The Chap-book
Author : Herbert Stuart Stone
Publisher :
Page : 496 pages
File Size : 12,19 MB
Release : 1897
Category :
ISBN :
Author : Herbert Stuart Stone
Publisher :
Page : 496 pages
File Size : 12,19 MB
Release : 1897
Category :
ISBN :
Author :
Publisher :
Page : 514 pages
File Size : 48,17 MB
Release : 1898
Category :
ISBN :
Author : Herbert Stuart Stone
Publisher :
Page : 510 pages
File Size : 36,50 MB
Release : 1965
Category : Chicago (Ill.)
ISBN :
Author : Fred Lewis Pattee
Publisher :
Page : 408 pages
File Size : 38,19 MB
Release : 1923
Category : American fiction
ISBN :
Author : Library Company of Philadelphia
Publisher :
Page : 1300 pages
File Size : 39,83 MB
Release : 1892
Category :
ISBN :
Author :
Publisher :
Page : 1018 pages
File Size : 22,69 MB
Release : 1893
Category : Classified catalogs
ISBN :
Author :
Publisher :
Page : 456 pages
File Size : 13,99 MB
Release : 1897
Category :
ISBN :
Author : Carnegie Library of Pittsburgh
Publisher :
Page : 498 pages
File Size : 11,33 MB
Release : 1899
Category : Libraries
ISBN :
Author : Jeannette Leonard Gilder
Publisher :
Page : 890 pages
File Size : 16,78 MB
Release : 1897
Category : Publishers and publishing
ISBN :
Author : Robert Frost
Publisher : Harvard University Press
Page : 600 pages
File Size : 19,86 MB
Release : 2016-09-13
Category : Literary Collections
ISBN : 0674973445
The Letters of Robert Frost, Volume 2: 1920–1928 is the second installment of Harvard’s five-volume edition of the poet’s correspondence.
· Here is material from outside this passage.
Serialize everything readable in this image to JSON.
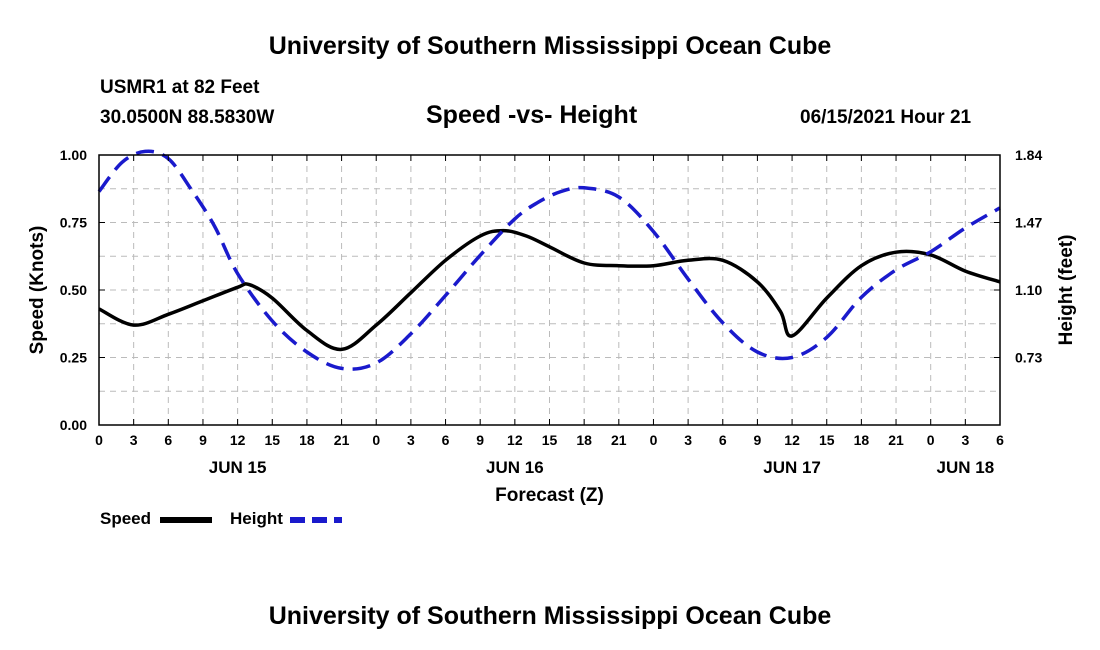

Nearly three hundred letters in the critically-acclaimed first volume had never before been collected; here, close to four hundred are gathered for the first time. Volume 2 includes letters to some 160 correspondents: family and friends; colleagues, fellow writers, visual artists, editors, and publishers; educators of all kinds; farmers, librarians, and admirers. In the years covered here, publication of Selected Poems, New Hampshire, and West-Running Brook enhanced Frost’s stature in America and abroad, and the demands of managing his career—as public speaker, poet, and teacher—intensified. A good portion of the correspondence is devoted to Frost’s appointments at the University of Michigan and Amherst College, through which he played a major part in staking out the positions poets would later hold in American universities. Other letters show Frost helping to shape the Bread Loaf School of English and its affiliated Writers’ Conference. We encounter him discussing his craft with students and fostering the careers of younger poets. His observations (and reservations) about educators are illuminating and remain pertinent. And family life—with all its joys and sorrows, hardships and satisfactions—is never less than central to Frost’s concerns. Robert Frost was a masterful prose stylist, often brilliant and always engaging. Thoroughly annotated and accompanied by a biographical glossary, chronology, and detailed index, these letters are both the record of a remarkable literary life and a unique contribution to American literature.